Я собираю вещи, и мне под руку попались кое-какие из ваших дружеских писем; перечитав их, я наткнулся на упрек: я-де в своих письмах сам себе противоречу. Я, правда, этого не заметил, потому что незамедлительно отсылал написанное, но вполне вероятно, что так оно и есть. Неведомые силы бросают меня из стороны в сторону, и вполне естественно, что я и сам не знаю, где сейчас нахожусь.
Существует рассказ о некоем лодочнике, застигнутом в море ночной бурей; он силился добраться до родного берега. Сынишка, прижавшийся к нему впотьмах, спросил: «Отец, что это там за смешной огонек, я его вижу то над нами, то вдруг под нами?» Отец пообещал завтра все объяснить ему, но вдруг выяснилось, что это свет маяка, мелькавший то тут, то там перед взором сидящего в лодке, качавшейся на вздыбленных волнах.
Я тоже плыву к гавани по бурному морю и, если сумею уследить за огнем маяка, сколько бы он ни менял положение, то под конец все-таки приду в себя на берегу.
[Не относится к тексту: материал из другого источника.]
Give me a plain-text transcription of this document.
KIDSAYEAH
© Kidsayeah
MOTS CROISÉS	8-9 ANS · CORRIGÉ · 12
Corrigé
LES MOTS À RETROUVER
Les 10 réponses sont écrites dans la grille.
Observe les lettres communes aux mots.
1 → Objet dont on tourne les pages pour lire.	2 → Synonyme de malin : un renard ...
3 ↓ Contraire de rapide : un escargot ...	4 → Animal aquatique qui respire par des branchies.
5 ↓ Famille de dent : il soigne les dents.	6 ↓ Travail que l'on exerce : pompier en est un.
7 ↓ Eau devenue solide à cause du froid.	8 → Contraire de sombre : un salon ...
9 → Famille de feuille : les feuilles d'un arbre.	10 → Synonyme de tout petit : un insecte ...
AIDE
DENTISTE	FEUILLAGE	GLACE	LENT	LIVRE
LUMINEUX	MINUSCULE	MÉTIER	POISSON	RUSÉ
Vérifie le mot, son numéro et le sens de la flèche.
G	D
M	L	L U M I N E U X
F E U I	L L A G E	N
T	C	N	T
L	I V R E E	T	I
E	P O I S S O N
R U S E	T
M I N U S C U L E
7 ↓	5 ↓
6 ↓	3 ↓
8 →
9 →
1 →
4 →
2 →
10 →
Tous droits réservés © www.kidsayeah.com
Перед отъездом все былые прощанья, а также грядущее последнее прощанье невольно приходят на ум, и сейчас передо мной острее чем когда-либо встает вопрос: не слишком ли много приготовлений мы делаем для того, чтобы жить; так вот и мы с Тишбейном поворачиваемся спиной к своим сокровищам, даже к нашему малому музею. В нем рядом, для сравнения, уже стоят три Юноны, а мы их покидаем, словно нет у нас ни одной.